We used two‐dimensional electrophoresis (2‐DE) and other proteomic approaches to identify proteins expressed in suspension‐cultured rice cells in response to the rice blast fungus, Magnaporthe grisea . Proteins were extracted from suspension‐cultured cells at 24 and 48 h after rice blast fungus inoculation or treatment with elicitor or other signal molecules such as jasmonic acid (JA), salicylic acid, and H 2 O 2 . The proteins were then polyethylene glycol fractionated before separation by 2‐DE. Fourteen protein spots were induced or increased by the treatments, which we analyzed by N ‐terminal or internal amino acid sequencing. Twelve proteins from six different genes were identified. Rice pathogen‐related protein class 10 (OsPR‐10), isoflavone reductase like protein, β‐glucosidase, and putative receptor‐like protein kinase were among those induced by rice blast fungus; these have not previously been reported in suspension‐cultured rice cells.

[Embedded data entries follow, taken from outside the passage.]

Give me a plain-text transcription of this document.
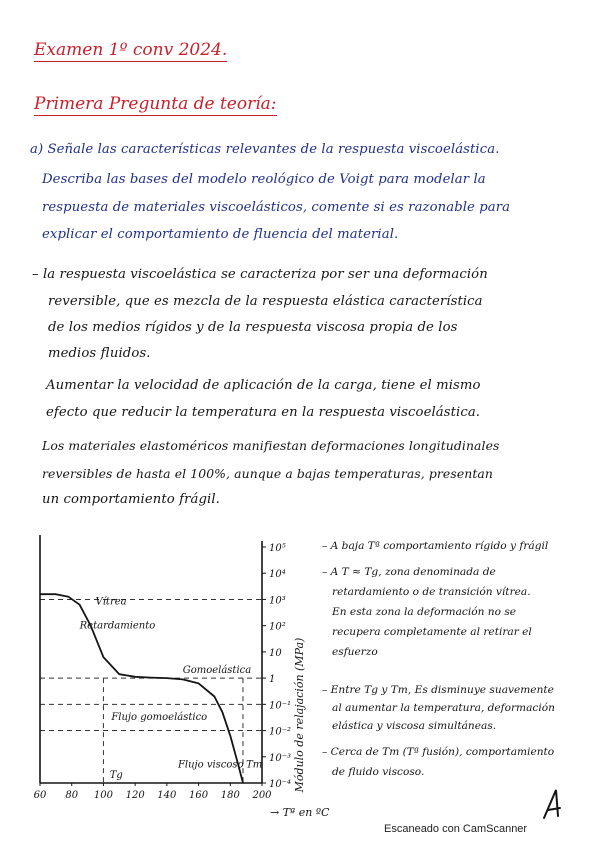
Examen 1º conv 2024.
Primera Pregunta de teoría:
a) Señale las características relevantes de la respuesta viscoelástica.
Describa las bases del modelo reológico de Voigt para modelar la
respuesta de materiales viscoelásticos, comente si es razonable para
explicar el comportamiento de fluencia del material.
– la respuesta viscoelástica se caracteriza por ser una deformación
reversible, que es mezcla de la respuesta elástica característica
de los medios rígidos y de la respuesta viscosa propia de los
medios fluidos.
Aumentar la velocidad de aplicación de la carga, tiene el mismo
efecto que reducir la temperatura en la respuesta viscoelástica.
Los materiales elastoméricos manifiestan deformaciones longitudinales
reversibles de hasta el 100%, aunque a bajas temperaturas, presentan
un comportamiento frágil.
– A baja Tª comportamiento rígido y frágil
– A T ≈ Tg, zona denominada de
retardamiento o de transición vítrea.
En esta zona la deformación no se
recupera completamente al retirar el
esfuerzo
– Entre Tg y Tm, Es disminuye suavemente
al aumentar la temperatura, deformación
elástica y viscosa simultáneas.
– Cerca de Tm (Tª fusión), comportamiento
de fluido viscoso.
60 80 100 120 140 160 180 200
10⁻⁴
10⁻³
10⁻²
10⁻¹
1
10
10²
10³
10⁴
10⁵
Vítrea
Retardamiento
Gomoelástica
Flujo gomoelástico
Flujo viscoso
Tg
Tm	Módulo de relajación (MPa)
→ Tª en ºC
Escaneado con CamScanner
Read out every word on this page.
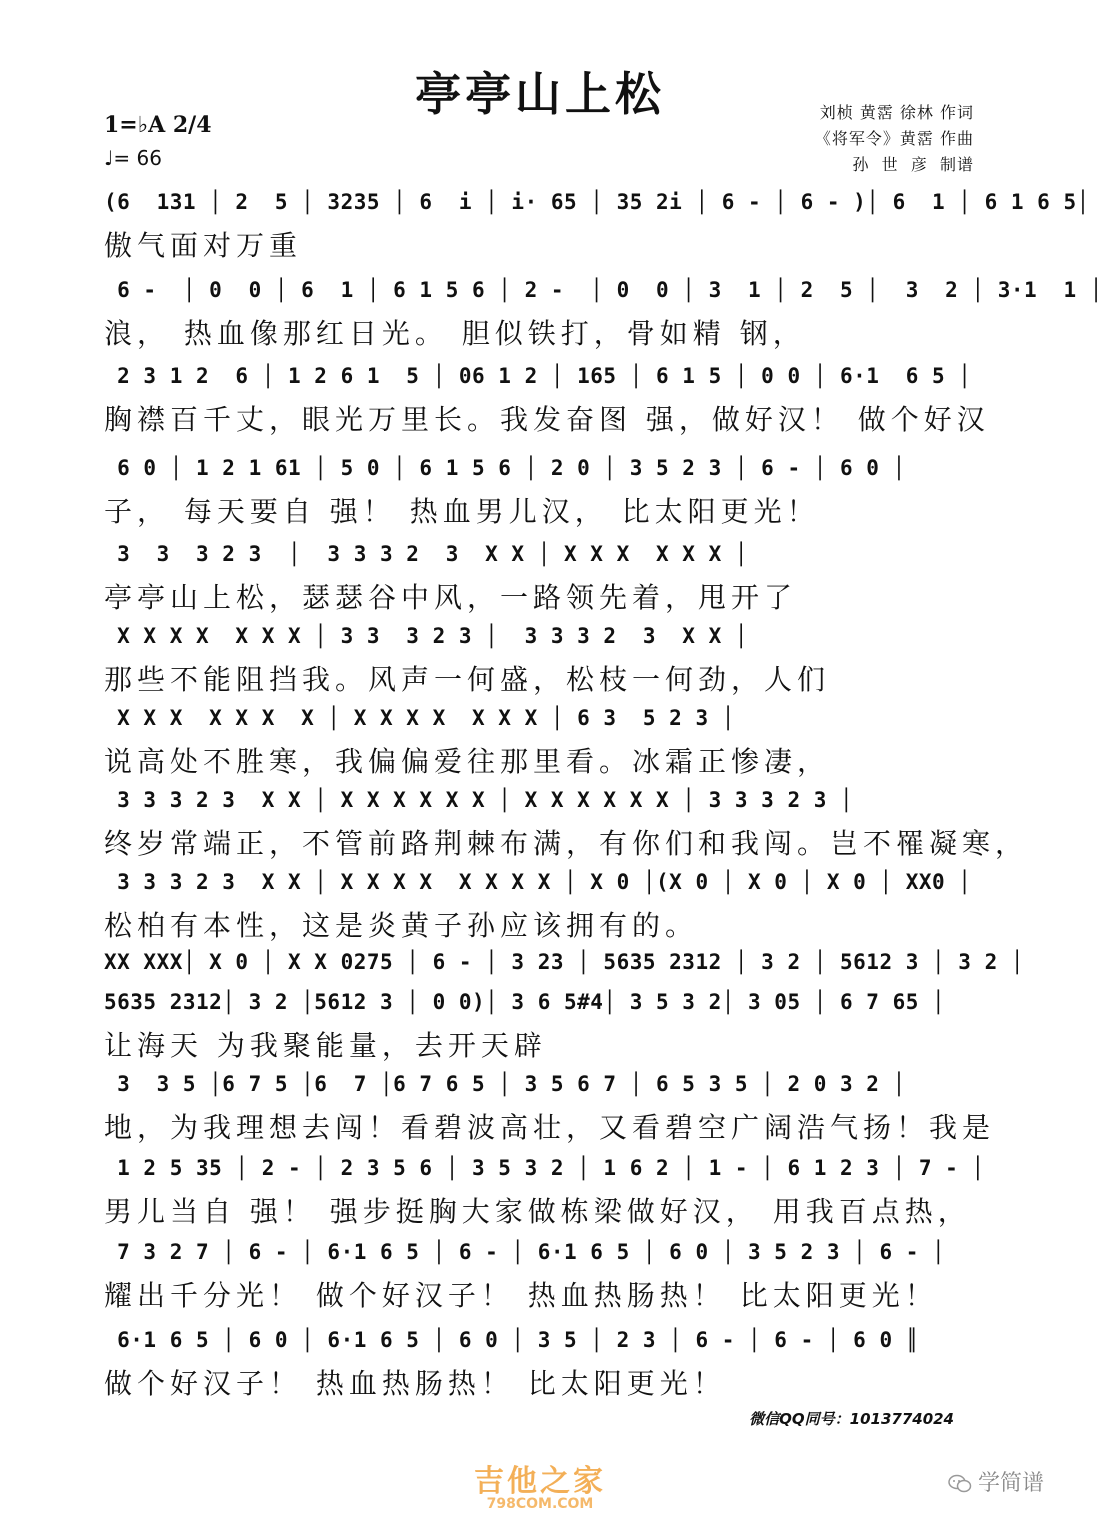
亭亭山上松
1=♭A 2/4
♩= 66
刘桢 黄霑 徐林 作词
《将军令》黄霑 作曲
孙  世  彦  制谱
(6  131 │ 2  5 │ 3235 │ 6  i │ i· 65 │ 35 2i │ 6 - │ 6 - )│ 6  1 │ 6 1 6 5│
傲气面对万重
6 -  │ 0  0 │ 6  1 │ 6 1 5 6 │ 2 -  │ 0  0 │ 3  1 │ 2  5 │  3  2 │ 3·1  1 │
浪， 热血像那红日光。 胆似铁打，骨如精 钢，
2 3 1 2  6 │ 1 2 6 1  5 │ 06 1 2 │ 165 │ 6 1 5 │ 0 0 │ 6·1  6 5 │
胸襟百千丈，眼光万里长。我发奋图 强，做好汉！ 做个好汉
6 0 │ 1 2 1 61 │ 5 0 │ 6 1 5 6 │ 2 0 │ 3 5 2 3 │ 6 - │ 6 0 │
子， 每天要自 强！ 热血男儿汉， 比太阳更光！
3  3  3 2 3  │  3 3 3 2  3  X X │ X X X  X X X │
亭亭山上松，瑟瑟谷中风，一路领先着，甩开了
X X X X  X X X │ 3 3  3 2 3 │  3 3 3 2  3  X X │
那些不能阻挡我。风声一何盛，松枝一何劲，人们
X X X  X X X  X │ X X X X  X X X │ 6 3  5 2 3 │
说高处不胜寒，我偏偏爱往那里看。冰霜正惨凄，
3 3 3 2 3  X X │ X X X X X X │ X X X X X X │ 3 3 3 2 3 │
终岁常端正，不管前路荆棘布满，有你们和我闯。岂不罹凝寒，
3 3 3 2 3  X X │ X X X X  X X X X │ X 0 │(X 0 │ X 0 │ X 0 │ XX0 │
松柏有本性，这是炎黄子孙应该拥有的。
XX XXX│ X 0 │ X X 0275 │ 6 - │ 3 23 │ 5635 2312 │ 3 2 │ 5612 3 │ 3 2 │
5635 2312│ 3 2 │5612 3 │ 0 0)│ 3 6 5#4│ 3 5 3 2│ 3 05 │ 6 7 65 │
让海天 为我聚能量，去开天辟
3  3 5 │6 7 5 │6  7 │6 7 6 5 │ 3 5 6 7 │ 6 5 3 5 │ 2 0 3 2 │
地，为我理想去闯！看碧波高壮，又看碧空广阔浩气扬！我是
1 2 5 35 │ 2 - │ 2 3 5 6 │ 3 5 3 2 │ 1 6 2 │ 1 - │ 6 1 2 3 │ 7 - │
男儿当自 强！ 强步挺胸大家做栋梁做好汉， 用我百点热，
7 3 2 7 │ 6 - │ 6·1 6 5 │ 6 - │ 6·1 6 5 │ 6 0 │ 3 5 2 3 │ 6 - │
耀出千分光！ 做个好汉子！ 热血热肠热！ 比太阳更光！
6·1 6 5 │ 6 0 │ 6·1 6 5 │ 6 0 │ 3 5 │ 2 3 │ 6 - │ 6 - │ 6 0 ║
做个好汉子！ 热血热肠热！ 比太阳更光！
微信QQ同号：1013774024
吉他之家
798COM.COM
学简谱
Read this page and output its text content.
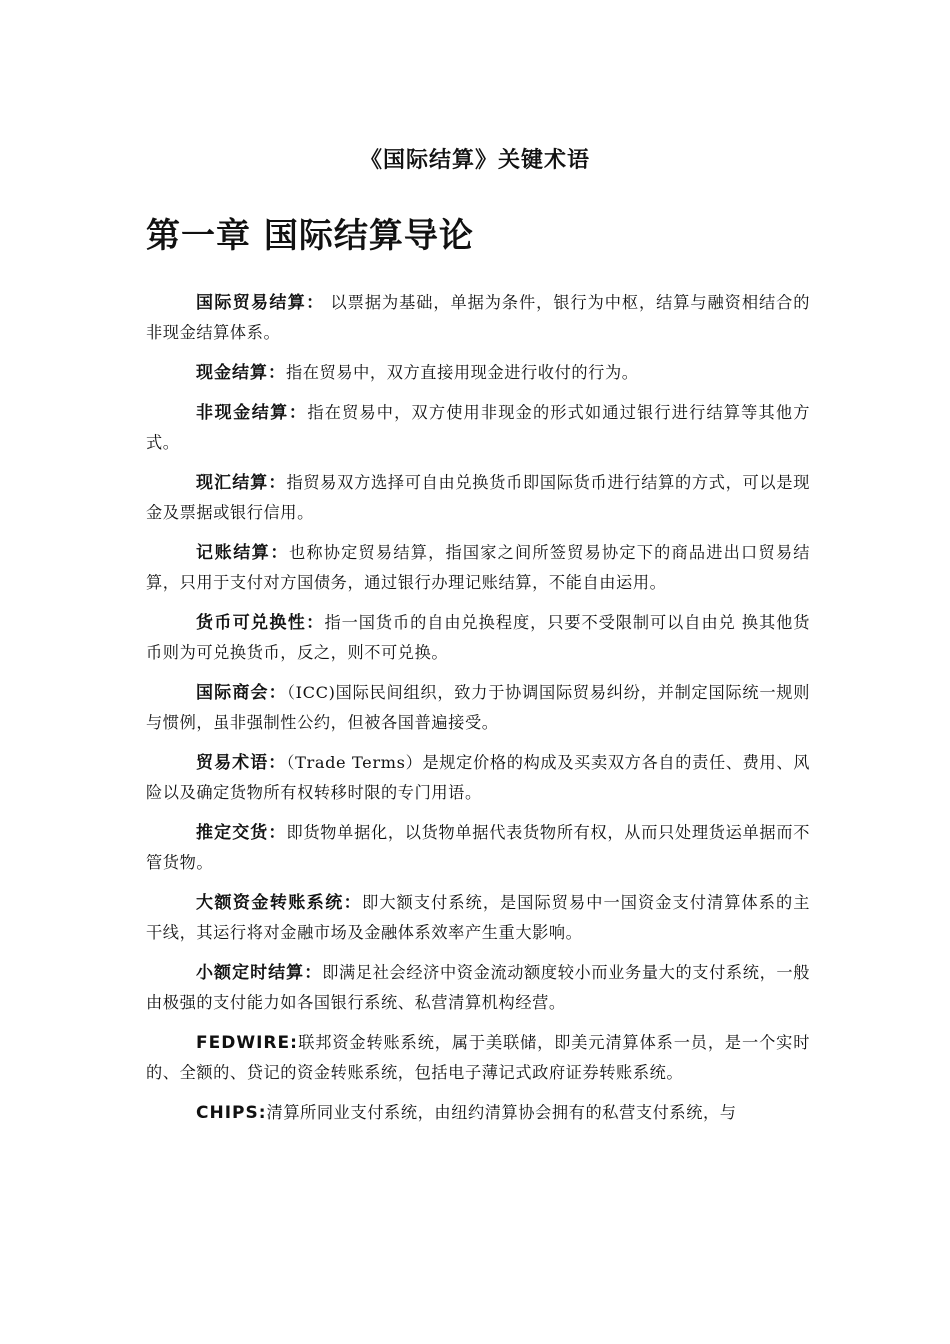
《国际结算》关键术语
第一章 国际结算导论

国际贸易结算： 以票据为基础，单据为条件，银行为中枢，结算与融资相结合的非现金结算体系。

现金结算：指在贸易中，双方直接用现金进行收付的行为。

非现金结算：指在贸易中，双方使用非现金的形式如通过银行进行结算等其他方式。

现汇结算：指贸易双方选择可自由兑换货币即国际货币进行结算的方式，可以是现金及票据或银行信用。

记账结算：也称协定贸易结算，指国家之间所签贸易协定下的商品进出口贸易结算，只用于支付对方国债务，通过银行办理记账结算，不能自由运用。

货币可兑换性：指一国货币的自由兑换程度，只要不受限制可以自由兑 换其他货币则为可兑换货币，反之，则不可兑换。

国际商会：（ICC)国际民间组织，致力于协调国际贸易纠纷，并制定国际统一规则与惯例，虽非强制性公约，但被各国普遍接受。

贸易术语：（Trade Terms）是规定价格的构成及买卖双方各自的责任、费用、风险以及确定货物所有权转移时限的专门用语。

推定交货：即货物单据化，以货物单据代表货物所有权，从而只处理货运单据而不管货物。

大额资金转账系统：即大额支付系统，是国际贸易中一国资金支付清算体系的主干线，其运行将对金融市场及金融体系效率产生重大影响。

小额定时结算：即满足社会经济中资金流动额度较小而业务量大的支付系统，一般由极强的支付能力如各国银行系统、私营清算机构经营。

FEDWIRE:联邦资金转账系统，属于美联储，即美元清算体系一员，是一个实时的、全额的、贷记的资金转账系统，包括电子薄记式政府证券转账系统。

CHIPS:清算所同业支付系统，由纽约清算协会拥有的私营支付系统，与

Six isoforms of probenazole‐inducible protein (PBZ1) and two isoforms of salt‐induced protein (SalT) that responded to blast fungus, elicitor, and JA were also resolved on a 2‐DE gel and identified by proteome analysis. The expression level of these induced proteins both in suspension‐cultured cells and in leaves of whole plants was analyzed by Western blot. PBZ1, OsPR‐10, and SalT proteins from incompatible reactions were induced earlier and to a greater extent than those in compatible reactions. Proteome analysis can thus distinguish differences in the timing and amount of protein expression induced by pathogens and other signal molecules in incompatible and compatible interactions.